In her conclusion the author writes, “This book was not conceived as a contribution to the modern field of Newton studies. While it does unpick the original appearance of various stories and sources that have become standard in any consideration of his life, it is not concerned with understanding Newton or his thoughts. The primary concern was to use the writings of Newton as a means of revealing nineteenth-century attitudes regarding the role of science and its practitioners within contemporary society. Developing from this research, however, was an appreciation of the innovations within both scientific biography and historical practice that these writings represent.” She has perfectly captured the essence of her book in these few lines and her book more than adequately fulfils her ‘primary concern’. I would unreservedly recommend this book to anybody with a serious interest in the biography of Isaac Newton, the development of (British) science in the nineteenth century or the historiography of science all of them can only profit from reading this excellent tome.
1) Recreating Newton: Newtonian Biography and the Making of Nineteenth-Century History of Science, Rebekah Higgitt, Pickering & Chatto, London, 2007.

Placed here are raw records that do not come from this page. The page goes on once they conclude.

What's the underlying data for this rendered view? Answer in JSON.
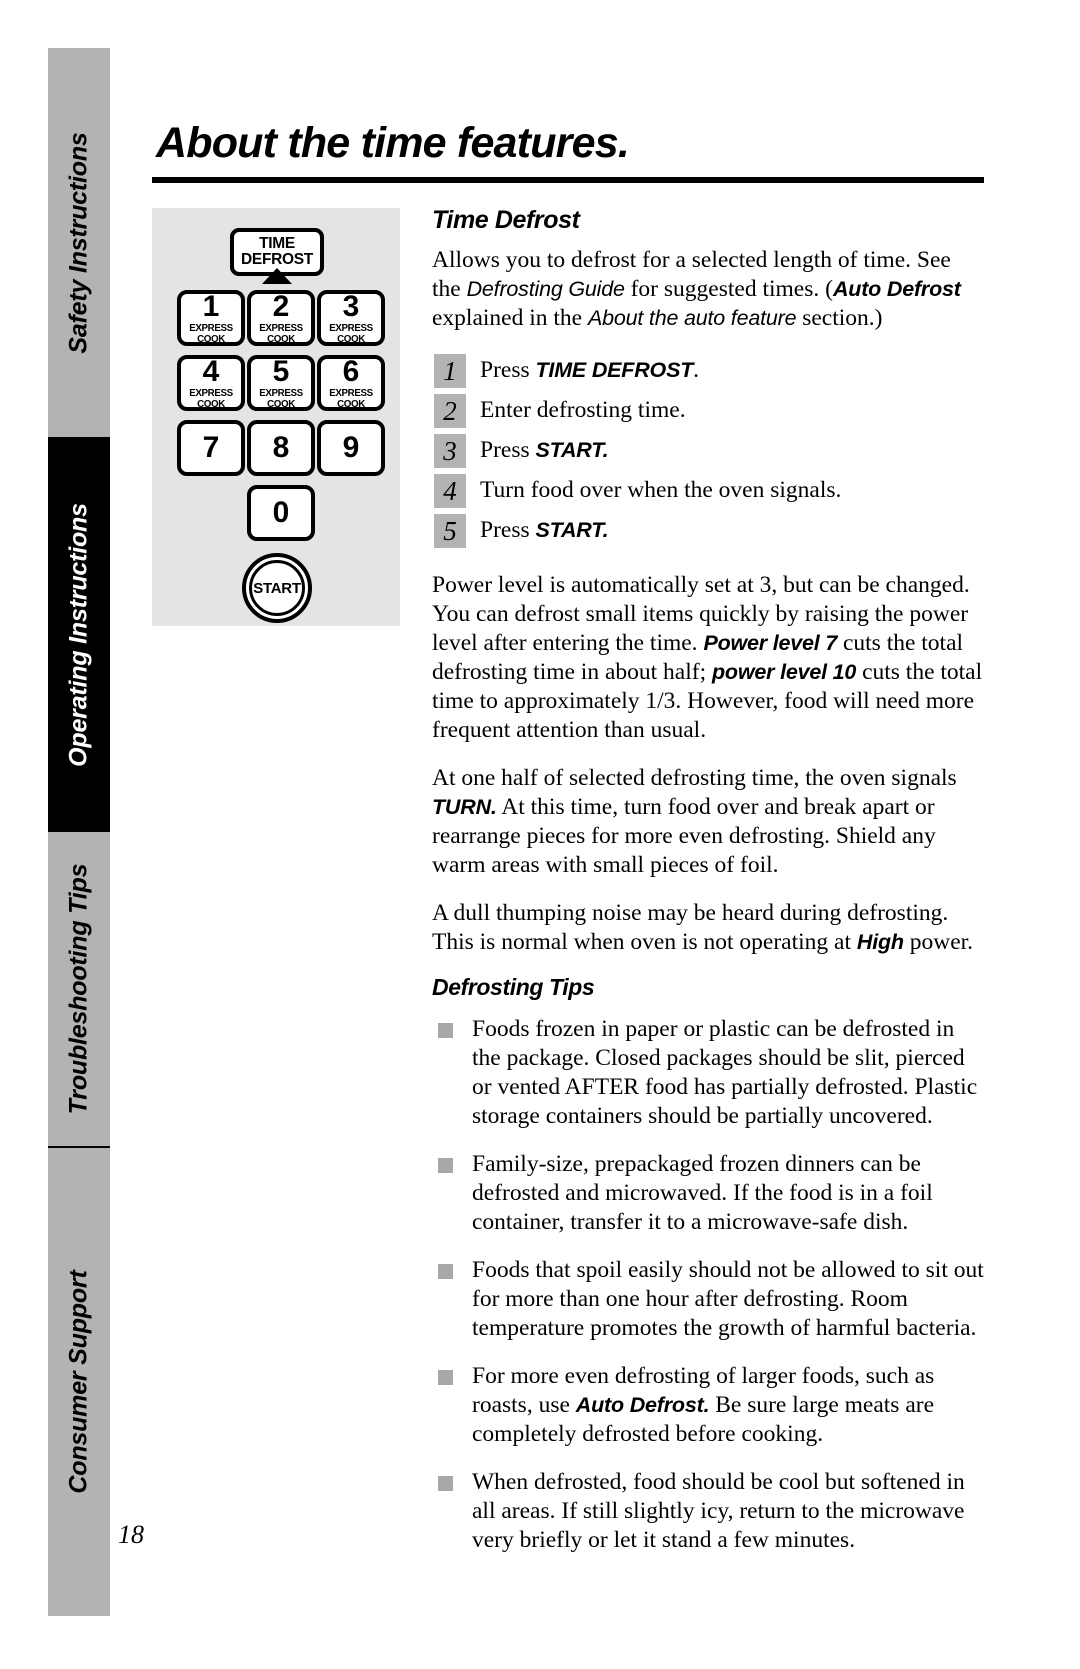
{
  "sidebar": {
    "tabs": [
      {
        "label": "Safety Instructions",
        "style": "gray"
      },
      {
        "label": "Operating Instructions",
        "style": "black"
      },
      {
        "label": "Troubleshooting Tips",
        "style": "gray"
      },
      {
        "label": "Consumer Support",
        "style": "gray"
      }
    ]
  },
  "header": {
    "title": "About the time features."
  },
  "keypad": {
    "time_defrost_line1": "TIME",
    "time_defrost_line2": "DEFROST",
    "express_cook_label": "EXPRESS COOK",
    "keys": [
      {
        "digit": "1",
        "sub": "EXPRESS COOK"
      },
      {
        "digit": "2",
        "sub": "EXPRESS COOK"
      },
      {
        "digit": "3",
        "sub": "EXPRESS COOK"
      },
      {
        "digit": "4",
        "sub": "EXPRESS COOK"
      },
      {
        "digit": "5",
        "sub": "EXPRESS COOK"
      },
      {
        "digit": "6",
        "sub": "EXPRESS COOK"
      },
      {
        "digit": "7",
        "sub": ""
      },
      {
        "digit": "8",
        "sub": ""
      },
      {
        "digit": "9",
        "sub": ""
      },
      {
        "digit": "0",
        "sub": ""
      }
    ],
    "start_label": "START"
  },
  "content": {
    "section_title": "Time Defrost",
    "intro": {
      "p1": "Allows you to defrost for a selected length of time. See the ",
      "p2": "Defrosting Guide",
      "p3": " for suggested times. (",
      "p4": "Auto Defrost",
      "p5": " explained in the ",
      "p6": "About the auto feature",
      "p7": " section.)"
    },
    "steps": [
      {
        "num": "1",
        "pre": "Press ",
        "strong": "TIME DEFROST",
        "post": "."
      },
      {
        "num": "2",
        "pre": "Enter defrosting time.",
        "strong": "",
        "post": ""
      },
      {
        "num": "3",
        "pre": "Press ",
        "strong": "START.",
        "post": ""
      },
      {
        "num": "4",
        "pre": "Turn food over when the oven signals.",
        "strong": "",
        "post": ""
      },
      {
        "num": "5",
        "pre": "Press ",
        "strong": "START.",
        "post": ""
      }
    ],
    "para_power": {
      "a": "Power level is automatically set at 3, but can be changed. You can defrost small items quickly by raising the power level after entering the time. ",
      "b": "Power level 7",
      "c": " cuts the total defrosting time in about half; ",
      "d": "power level 10",
      "e": " cuts the total time to approximately 1/3. However, food will need more frequent attention than usual."
    },
    "para_turn": {
      "a": "At one half of selected defrosting time, the oven signals ",
      "b": "TURN.",
      "c": " At this time, turn food over and break apart or rearrange pieces for more even defrosting. Shield any warm areas with small pieces of foil."
    },
    "para_noise": {
      "a": "A dull thumping noise may be heard during defrosting. This is normal when oven is not operating at ",
      "b": "High",
      "c": " power."
    },
    "tips_title": "Defrosting Tips",
    "tips": [
      {
        "a": "Foods frozen in paper or plastic can be defrosted in the package. Closed packages should be slit, pierced or vented AFTER food has partially defrosted. Plastic storage containers should be partially uncovered.",
        "b": "",
        "c": ""
      },
      {
        "a": "Family-size, prepackaged frozen dinners can be defrosted and microwaved. If the food is in a foil container, transfer it to a microwave-safe dish.",
        "b": "",
        "c": ""
      },
      {
        "a": "Foods that spoil easily should not be allowed to sit out for more than one hour after defrosting. Room temperature promotes the growth of harmful bacteria.",
        "b": "",
        "c": ""
      },
      {
        "a": "For more even defrosting of larger foods, such as roasts, use ",
        "b": "Auto Defrost.",
        "c": " Be sure large meats are completely defrosted before cooking."
      },
      {
        "a": "When defrosted, food should be cool but softened in all areas. If still slightly icy, return to the microwave very briefly or let it stand a few minutes.",
        "b": "",
        "c": ""
      }
    ]
  },
  "footer": {
    "page_number": "18"
  }
}
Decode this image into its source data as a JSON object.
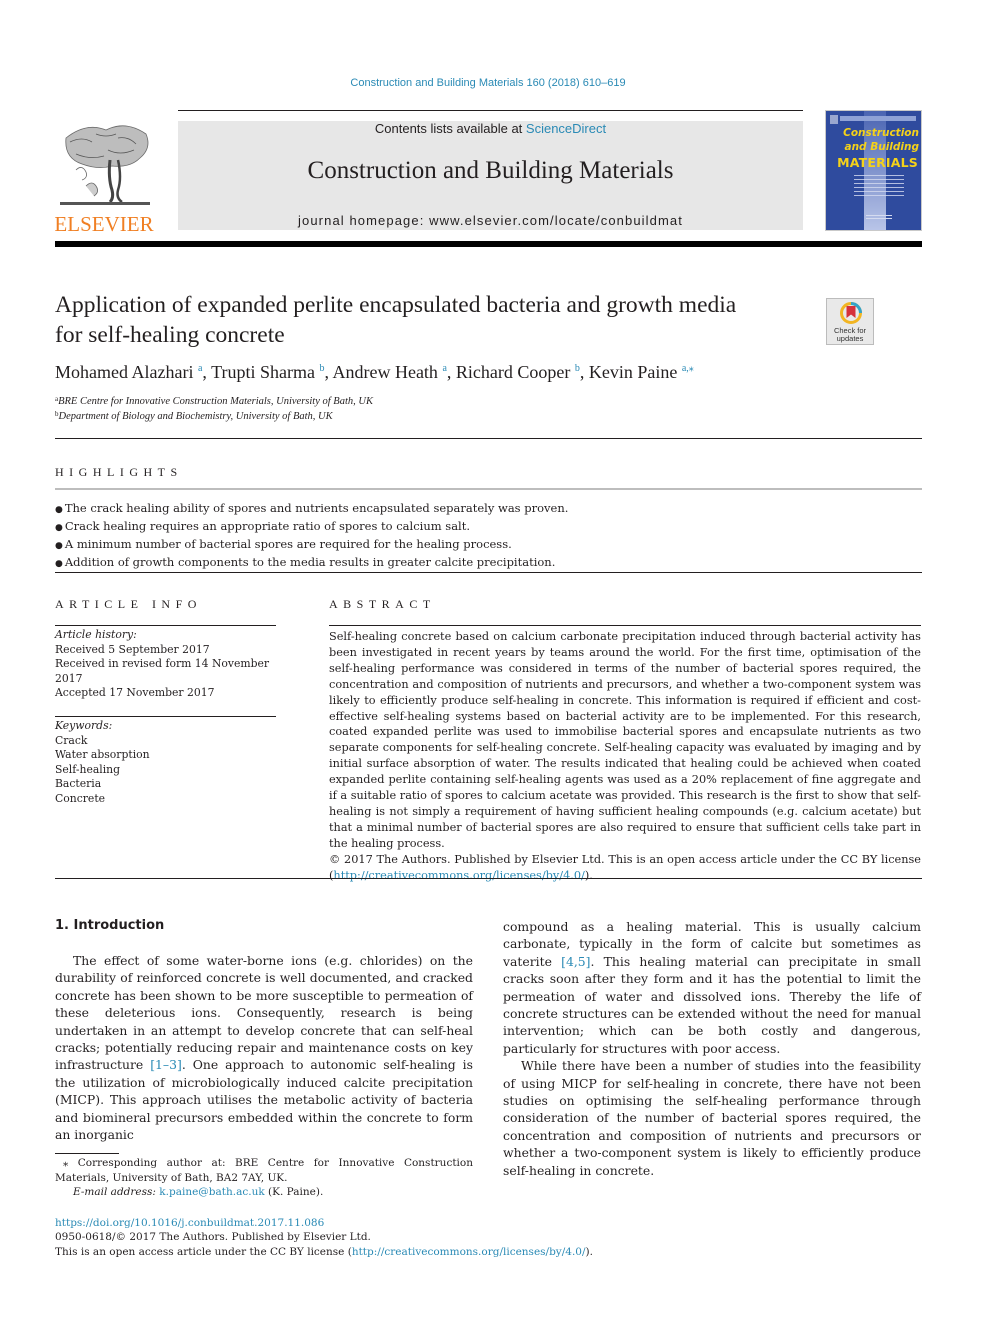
{
  "running_head": "Construction and Building Materials 160 (2018) 610–619",
  "masthead": {
    "contents_prefix": "Contents lists available at ",
    "contents_link": "ScienceDirect",
    "journal_name": "Construction and Building Materials",
    "homepage": "journal homepage: www.elsevier.com/locate/conbuildmat",
    "publisher_logo_text": "ELSEVIER",
    "cover": {
      "title_line1": "Construction",
      "title_line2": "and Building",
      "title_line3": "MATERIALS"
    }
  },
  "colors": {
    "link": "#2a8ab5",
    "elsevier_orange": "#f07f23",
    "cover_blue": "#2f4b9e",
    "cover_yellow": "#f5d219",
    "masthead_grey": "#e7e7e7"
  },
  "check_updates": {
    "line1": "Check for",
    "line2": "updates"
  },
  "article": {
    "title_line1": "Application of expanded perlite encapsulated bacteria and growth media",
    "title_line2": "for self-healing concrete",
    "authors": [
      {
        "name": "Mohamed Alazhari",
        "sup": "a"
      },
      {
        "name": "Trupti Sharma",
        "sup": "b"
      },
      {
        "name": "Andrew Heath",
        "sup": "a"
      },
      {
        "name": "Richard Cooper",
        "sup": "b"
      },
      {
        "name": "Kevin Paine",
        "sup": "a,⁎"
      }
    ],
    "affiliations": [
      {
        "sup": "a",
        "text": "BRE Centre for Innovative Construction Materials, University of Bath, UK"
      },
      {
        "sup": "b",
        "text": "Department of Biology and Biochemistry, University of Bath, UK"
      }
    ]
  },
  "highlights": {
    "label": "HIGHLIGHTS",
    "items": [
      "The crack healing ability of spores and nutrients encapsulated separately was proven.",
      "Crack healing requires an appropriate ratio of spores to calcium salt.",
      "A minimum number of bacterial spores are required for the healing process.",
      "Addition of growth components to the media results in greater calcite precipitation."
    ]
  },
  "article_info": {
    "label": "ARTICLE INFO",
    "history_label": "Article history:",
    "history": [
      "Received 5 September 2017",
      "Received in revised form 14 November 2017",
      "Accepted 17 November 2017"
    ],
    "keywords_label": "Keywords:",
    "keywords": [
      "Crack",
      "Water absorption",
      "Self-healing",
      "Bacteria",
      "Concrete"
    ]
  },
  "abstract": {
    "label": "ABSTRACT",
    "text": "Self-healing concrete based on calcium carbonate precipitation induced through bacterial activity has been investigated in recent years by teams around the world. For the first time, optimisation of the self-healing performance was considered in terms of the number of bacterial spores required, the concentration and composition of nutrients and precursors, and whether a two-component system was likely to efficiently produce self-healing in concrete. This information is required if efficient and cost-effective self-healing systems based on bacterial activity are to be implemented. For this research, coated expanded perlite was used to immobilise bacterial spores and encapsulate nutrients as two separate components for self-healing concrete. Self-healing capacity was evaluated by imaging and by initial surface absorption of water. The results indicated that healing could be achieved when coated expanded perlite containing self-healing agents was used as a 20% replacement of fine aggregate and if a suitable ratio of spores to calcium acetate was provided. This research is the first to show that self-healing is not simply a requirement of having sufficient healing compounds (e.g. calcium acetate) but that a minimal number of bacterial spores are also required to ensure that sufficient cells take part in the healing process.",
    "license_prefix": "© 2017 The Authors. Published by Elsevier Ltd. This is an open access article under the CC BY license (",
    "license_link": "http://creativecommons.org/licenses/by/4.0/",
    "license_suffix": ")."
  },
  "introduction": {
    "heading": "1. Introduction",
    "p1_a": "The effect of some water-borne ions (e.g. chlorides) on the durability of reinforced concrete is well documented, and cracked concrete has been shown to be more susceptible to permeation of these deleterious ions. Consequently, research is being undertaken in an attempt to develop concrete that can self-heal cracks; potentially reducing repair and maintenance costs on key infrastructure ",
    "p1_ref1": "[1–3]",
    "p1_b": ". One approach to autonomic self-healing is the utilization of microbiologically induced calcite precipitation (MICP). This approach utilises the metabolic activity of bacteria and biomineral precursors embedded within the concrete to form an inorganic",
    "p1_c": "compound as a healing material. This is usually calcium carbonate, typically in the form of calcite but sometimes as vaterite ",
    "p1_ref2": "[4,5]",
    "p1_d": ". This healing material can precipitate in small cracks soon after they form and it has the potential to limit the permeation of water and dissolved ions. Thereby the life of concrete structures can be extended without the need for manual intervention; which can be both costly and dangerous, particularly for structures with poor access.",
    "p2": "While there have been a number of studies into the feasibility of using MICP for self-healing in concrete, there have not been studies on optimising the self-healing performance through consideration of the number of bacterial spores required, the concentration and composition of nutrients and precursors or whether a two-component system is likely to efficiently produce self-healing in concrete."
  },
  "footnote": {
    "corresponding": "⁎ Corresponding author at: BRE Centre for Innovative Construction Materials, University of Bath, BA2 7AY, UK.",
    "email_label": "E-mail address: ",
    "email": "k.paine@bath.ac.uk",
    "email_suffix": " (K. Paine)."
  },
  "bottom": {
    "doi": "https://doi.org/10.1016/j.conbuildmat.2017.11.086",
    "issn_line": "0950-0618/© 2017 The Authors. Published by Elsevier Ltd.",
    "oa_prefix": "This is an open access article under the CC BY license (",
    "oa_link": "http://creativecommons.org/licenses/by/4.0/",
    "oa_suffix": ")."
  }
}
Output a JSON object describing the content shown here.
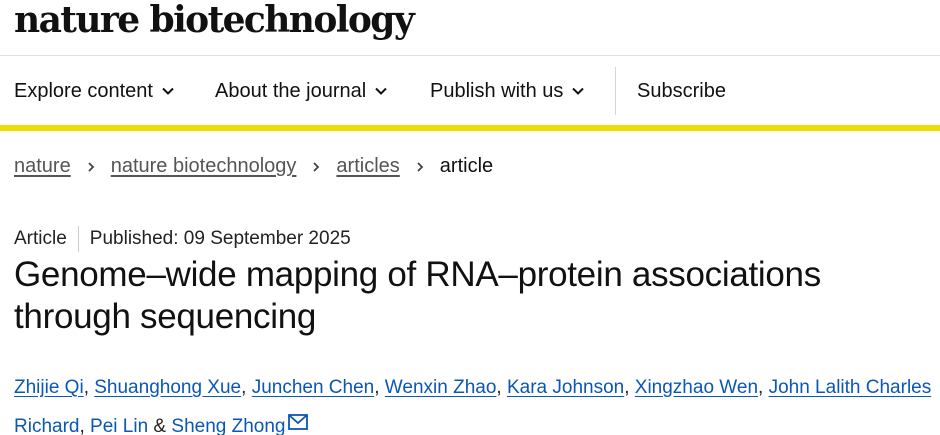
{
  "brand": {
    "logo_text": "nature biotechnology"
  },
  "nav": {
    "explore": "Explore content",
    "about": "About the journal",
    "publish": "Publish with us",
    "subscribe": "Subscribe"
  },
  "breadcrumb": {
    "items": [
      "nature",
      "nature biotechnology",
      "articles"
    ],
    "current": "article"
  },
  "article": {
    "type": "Article",
    "published": "Published: 09 September 2025",
    "title": "Genome–wide mapping of RNA–protein associations through sequencing",
    "authors": [
      "Zhijie Qi",
      "Shuanghong Xue",
      "Junchen Chen",
      "Wenxin Zhao",
      "Kara Johnson",
      "Xingzhao Wen",
      "John Lalith Charles Richard",
      "Pei Lin",
      "Sheng Zhong"
    ],
    "separator": ", ",
    "last_separator": " & "
  },
  "icons": {
    "chevron": "chevron-down-icon",
    "breadcrumb_separator": "chevron-right-icon",
    "mail": "mail-icon"
  },
  "colors": {
    "accent_bar": "#f2dd00",
    "link": "#0b57b5",
    "breadcrumb_link": "#555555"
  }
}
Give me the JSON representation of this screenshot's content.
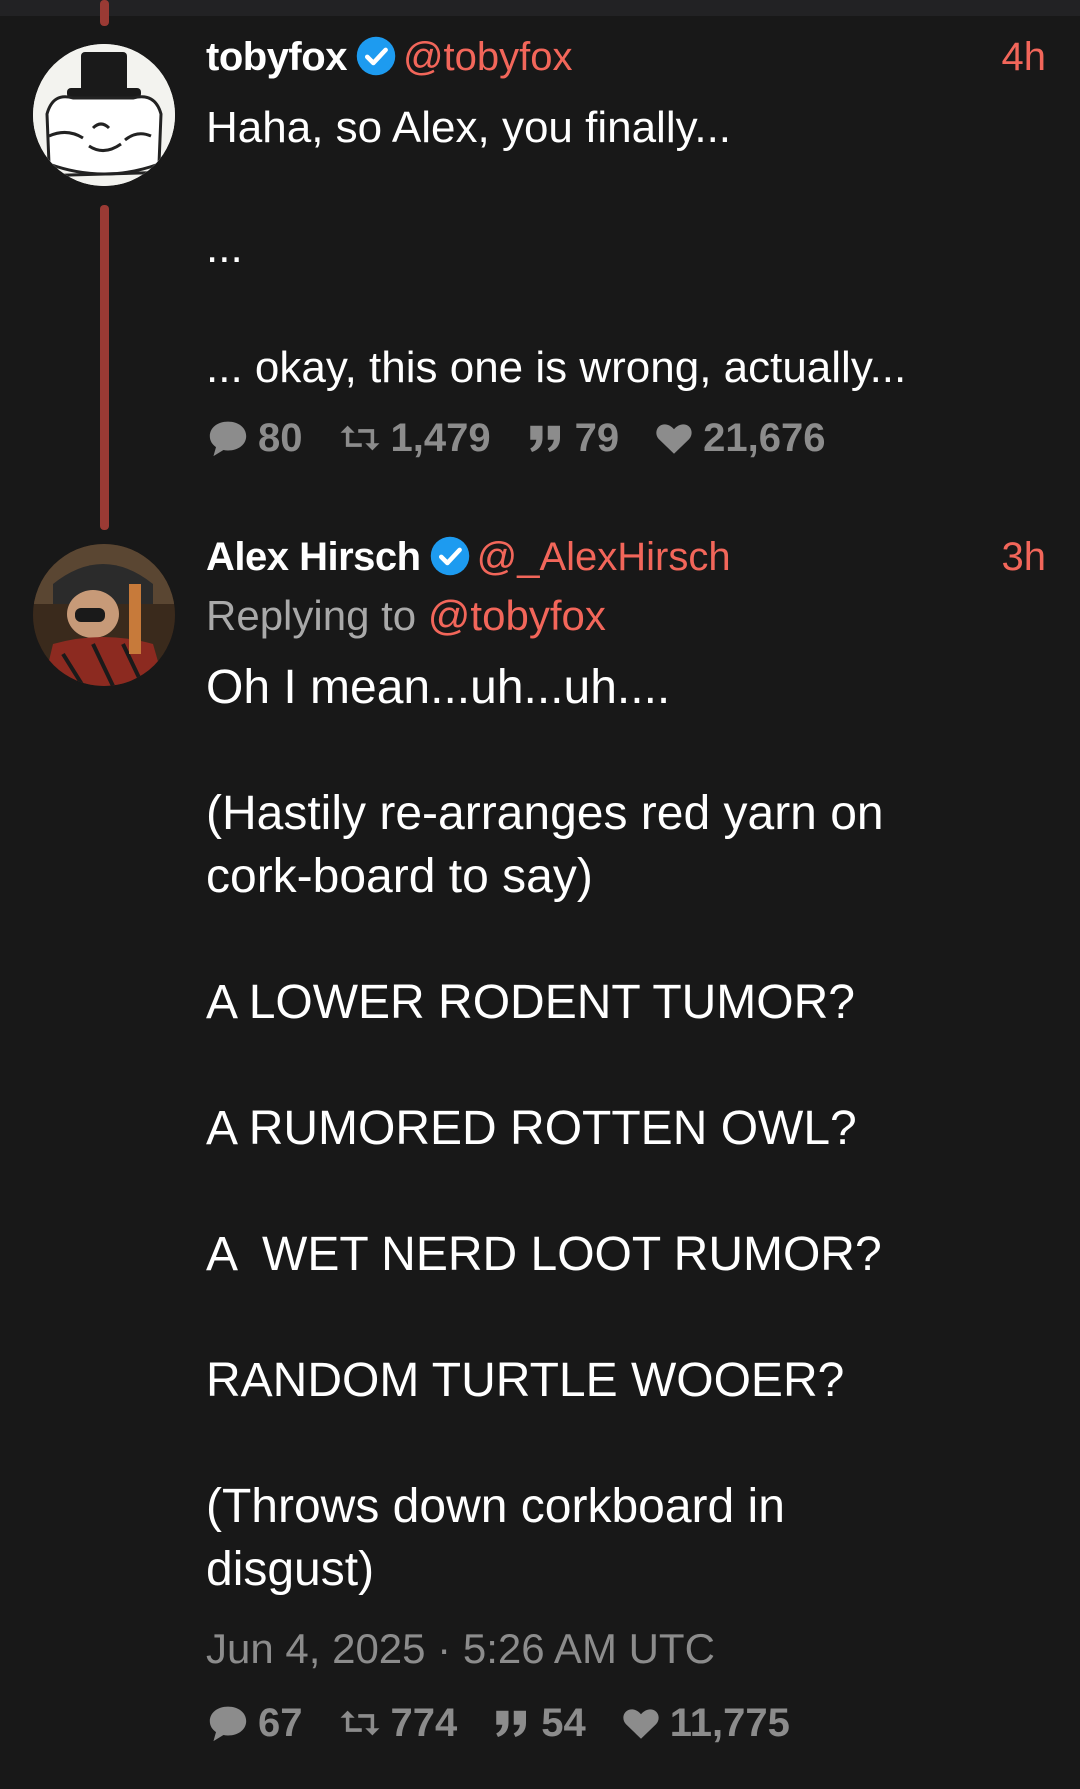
{
  "tweets": [
    {
      "name": "tobyfox",
      "handle": "@tobyfox",
      "time": "4h",
      "text": "Haha, so Alex, you finally...\n\n...\n\n... okay, this one is wrong, actually...",
      "stats": {
        "replies": "80",
        "retweets": "1,479",
        "quotes": "79",
        "likes": "21,676"
      }
    },
    {
      "name": "Alex Hirsch",
      "handle": "@_AlexHirsch",
      "time": "3h",
      "replying_prefix": "Replying to",
      "replying_handle": "@tobyfox",
      "text": "Oh I mean...uh...uh....\n\n(Hastily re-arranges red yarn on\ncork-board to say)\n\nA LOWER RODENT TUMOR?\n\nA RUMORED ROTTEN OWL?\n\nA  WET NERD LOOT RUMOR?\n\nRANDOM TURTLE WOOER?\n\n(Throws down corkboard in\ndisgust)",
      "date": "Jun 4, 2025 · 5:26 AM UTC",
      "stats": {
        "replies": "67",
        "retweets": "774",
        "quotes": "54",
        "likes": "11,775"
      }
    }
  ],
  "colors": {
    "background": "#181818",
    "accent": "#f2665a",
    "muted": "#8c8c8c",
    "verified": "#1d9bf0",
    "thread_line": "#9a3a34"
  },
  "icons": [
    "verified-badge-icon",
    "reply-icon",
    "retweet-icon",
    "quote-icon",
    "heart-icon"
  ]
}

2) I am strangely qualified to review this book, as two of my serious excursions into the history of science are/were extensive researches into the life and work of Isaac Newton and research into the history of British algebra of logic in the nineteenth- century. I have actually read and studied a large number of Newton biographies including several of those dealt with by Rebekah. At first glance it may seem the nineteenth-century Newton studies and the algebra of logic have little in common but appearance deceive. Like Rebekah I am more of an external than internal historian of science that is I research the social, cultural, economic etc environments in which science is created rather than the content that the scientists generate. In fact the research project in which I worked for several years was titled ‘social history of formal logic’. The time and milieu in which the algebra of logic was created is exactly the same as that researched by Rebekah in fact reading her book awoke a lot of half forgotten memories. There are even closer connections in the person of De Morgan who is one of the principle agents in Rebekah’s book and who was one of my main research objects. I too researched the Society for the Diffusion of Useful Knowledge, of which De Morgan was a prominent member, and whose English translation of Biot’s Newton biography starts Rebekah’s journey. I even researched in my study of De Morgan his dispute with Sir David Brewster on details of the Newton biography that forms the central part of Recreating Newton. There are other parallels as well but I will stop here before this footnote becomes longer than the main text.
3) An interesting discussion of the footnote can be found in The Footnote a Curious History, Anthony Grafton, Faber & Faber, London, 1997. A book that I would heartily recommend to all lovers of intellectual trivia.